White and black

We could call it a trilogy, this series of books evolved with the author. There is a common thread between the first text, “The Natural Man and Woman”, the second “The Key to Time” and this last book.Like the female trinity the author speaks of, all three texts taken individually, have their own soul, the last one also contains the other two, like a woman expecting a child. For it is of gestation and genesis that this text speaks, of the sacredness of the passage between one condition and another: the twilight of the gods. It is the passages, the transformations, the changes of dimension and state that make us unique in this human dimension. Could physiological birth, not interfered with by intrusive gazes, be the solution to a paradigm shift? Too simple? For the author it is not.

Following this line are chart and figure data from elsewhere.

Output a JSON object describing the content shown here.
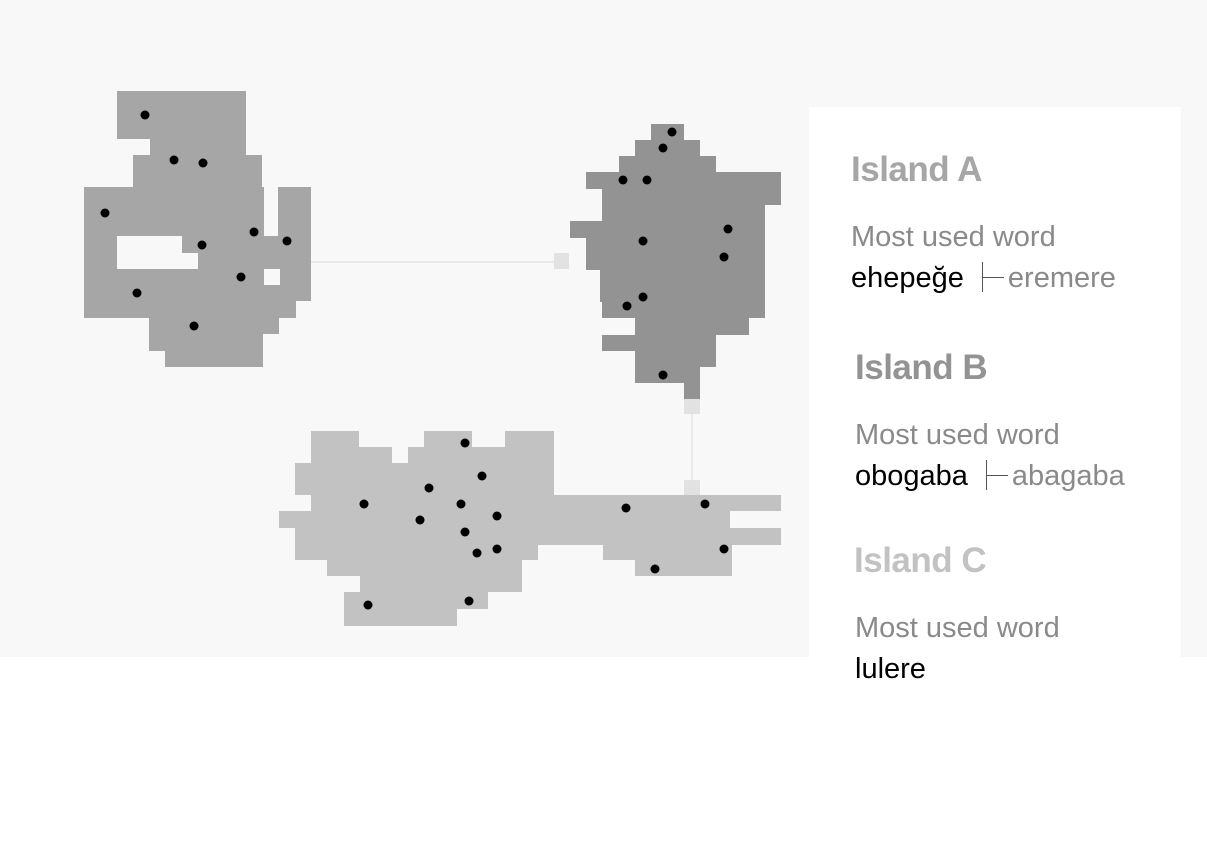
{
  "islands": [
    {
      "name": "Island A",
      "label": "Most used word",
      "word": "ehepeğe",
      "alt_word": "eremere",
      "color": "#a6a6a6",
      "title_color": "#a6a6a6"
    },
    {
      "name": "Island B",
      "label": "Most used word",
      "word": "obogaba",
      "alt_word": "abagaba",
      "color": "#939393",
      "title_color": "#939393"
    },
    {
      "name": "Island C",
      "label": "Most used word",
      "word": "lulere",
      "alt_word": "",
      "color": "#c2c2c2",
      "title_color": "#c2c2c2"
    }
  ],
  "colors": {
    "background": "#f8f8f8",
    "bridge": "#e2e2e2",
    "dot": "#000000"
  }
}
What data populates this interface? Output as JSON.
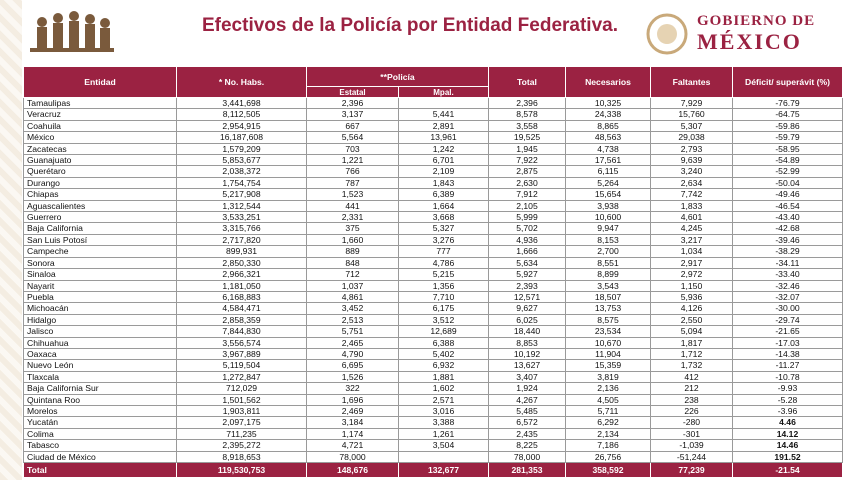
{
  "header": {
    "title": "Efectivos de la Policía por Entidad Federativa.",
    "logo_line1": "GOBIERNO DE",
    "logo_line2": "MÉXICO"
  },
  "table": {
    "columns": [
      "Entidad",
      "* No. Habs.",
      "**Policía",
      "Total",
      "Necesarios",
      "Faltantes",
      "Déficit/ superávit (%)"
    ],
    "subcolumns": [
      "Estatal",
      "Mpal."
    ],
    "rows": [
      [
        "Tamaulipas",
        "3,441,698",
        "2,396",
        null,
        "2,396",
        "10,325",
        "7,929",
        "-76.79"
      ],
      [
        "Veracruz",
        "8,112,505",
        "3,137",
        "5,441",
        "8,578",
        "24,338",
        "15,760",
        "-64.75"
      ],
      [
        "Coahuila",
        "2,954,915",
        "667",
        "2,891",
        "3,558",
        "8,865",
        "5,307",
        "-59.86"
      ],
      [
        "México",
        "16,187,608",
        "5,564",
        "13,961",
        "19,525",
        "48,563",
        "29,038",
        "-59.79"
      ],
      [
        "Zacatecas",
        "1,579,209",
        "703",
        "1,242",
        "1,945",
        "4,738",
        "2,793",
        "-58.95"
      ],
      [
        "Guanajuato",
        "5,853,677",
        "1,221",
        "6,701",
        "7,922",
        "17,561",
        "9,639",
        "-54.89"
      ],
      [
        "Querétaro",
        "2,038,372",
        "766",
        "2,109",
        "2,875",
        "6,115",
        "3,240",
        "-52.99"
      ],
      [
        "Durango",
        "1,754,754",
        "787",
        "1,843",
        "2,630",
        "5,264",
        "2,634",
        "-50.04"
      ],
      [
        "Chiapas",
        "5,217,908",
        "1,523",
        "6,389",
        "7,912",
        "15,654",
        "7,742",
        "-49.46"
      ],
      [
        "Aguascalientes",
        "1,312,544",
        "441",
        "1,664",
        "2,105",
        "3,938",
        "1,833",
        "-46.54"
      ],
      [
        "Guerrero",
        "3,533,251",
        "2,331",
        "3,668",
        "5,999",
        "10,600",
        "4,601",
        "-43.40"
      ],
      [
        "Baja California",
        "3,315,766",
        "375",
        "5,327",
        "5,702",
        "9,947",
        "4,245",
        "-42.68"
      ],
      [
        "San Luis Potosí",
        "2,717,820",
        "1,660",
        "3,276",
        "4,936",
        "8,153",
        "3,217",
        "-39.46"
      ],
      [
        "Campeche",
        "899,931",
        "889",
        "777",
        "1,666",
        "2,700",
        "1,034",
        "-38.29"
      ],
      [
        "Sonora",
        "2,850,330",
        "848",
        "4,786",
        "5,634",
        "8,551",
        "2,917",
        "-34.11"
      ],
      [
        "Sinaloa",
        "2,966,321",
        "712",
        "5,215",
        "5,927",
        "8,899",
        "2,972",
        "-33.40"
      ],
      [
        "Nayarit",
        "1,181,050",
        "1,037",
        "1,356",
        "2,393",
        "3,543",
        "1,150",
        "-32.46"
      ],
      [
        "Puebla",
        "6,168,883",
        "4,861",
        "7,710",
        "12,571",
        "18,507",
        "5,936",
        "-32.07"
      ],
      [
        "Michoacán",
        "4,584,471",
        "3,452",
        "6,175",
        "9,627",
        "13,753",
        "4,126",
        "-30.00"
      ],
      [
        "Hidalgo",
        "2,858,359",
        "2,513",
        "3,512",
        "6,025",
        "8,575",
        "2,550",
        "-29.74"
      ],
      [
        "Jalisco",
        "7,844,830",
        "5,751",
        "12,689",
        "18,440",
        "23,534",
        "5,094",
        "-21.65"
      ],
      [
        "Chihuahua",
        "3,556,574",
        "2,465",
        "6,388",
        "8,853",
        "10,670",
        "1,817",
        "-17.03"
      ],
      [
        "Oaxaca",
        "3,967,889",
        "4,790",
        "5,402",
        "10,192",
        "11,904",
        "1,712",
        "-14.38"
      ],
      [
        "Nuevo León",
        "5,119,504",
        "6,695",
        "6,932",
        "13,627",
        "15,359",
        "1,732",
        "-11.27"
      ],
      [
        "Tlaxcala",
        "1,272,847",
        "1,526",
        "1,881",
        "3,407",
        "3,819",
        "412",
        "-10.78"
      ],
      [
        "Baja California Sur",
        "712,029",
        "322",
        "1,602",
        "1,924",
        "2,136",
        "212",
        "-9.93"
      ],
      [
        "Quintana Roo",
        "1,501,562",
        "1,696",
        "2,571",
        "4,267",
        "4,505",
        "238",
        "-5.28"
      ],
      [
        "Morelos",
        "1,903,811",
        "2,469",
        "3,016",
        "5,485",
        "5,711",
        "226",
        "-3.96"
      ],
      [
        "Yucatán",
        "2,097,175",
        "3,184",
        "3,388",
        "6,572",
        "6,292",
        "-280",
        "4.46"
      ],
      [
        "Colima",
        "711,235",
        "1,174",
        "1,261",
        "2,435",
        "2,134",
        "-301",
        "14.12"
      ],
      [
        "Tabasco",
        "2,395,272",
        "4,721",
        "3,504",
        "8,225",
        "7,186",
        "-1,039",
        "14.46"
      ],
      [
        "Ciudad de México",
        "8,918,653",
        "78,000",
        null,
        "78,000",
        "26,756",
        "-51,244",
        "191.52"
      ]
    ],
    "total": [
      "Total",
      "119,530,753",
      "148,676",
      "132,677",
      "281,353",
      "358,592",
      "77,239",
      "-21.54"
    ]
  }
}
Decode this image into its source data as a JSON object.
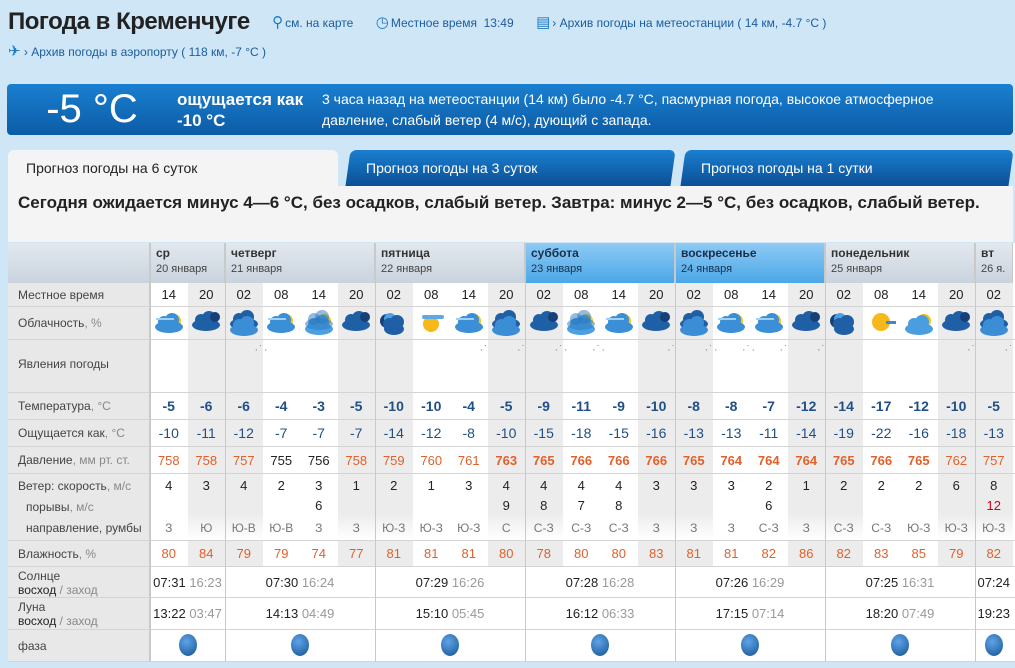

More than ten thousand years of interference and interpretation of the high of birth, have made the individual disconnected, dissociated, neurotic and alienated, blocking then, in the course of life, all the other steps of condition, a never really born and so for entire generations, creating a separate reality, polaristic, made of extremes. And so deep questions emerge. Does a duality really exist or is it simply a perception of reality functional to evolution? Like two twins separated at birth, in the action of opposites, black and white, Light and Darkness? Have we really arrived at the end of time, in bringing those twins back together, in union and harmony, finding the bridge of communication in duality? Because one aspect is duality, lived and experienced in the freedom of this plane that has nothing to do with the extreme polarism or absolutism that we have created, in the lust for power, building the illusion of being superior to Creation, feeling ownership of something or someone. A multi-layered book of understanding, as much spiritual as material, as low as high, accepting gravity as an expression of the Great Mother and living one’s Time as a Father. The human experience is not interpretable, it is simply to be lived.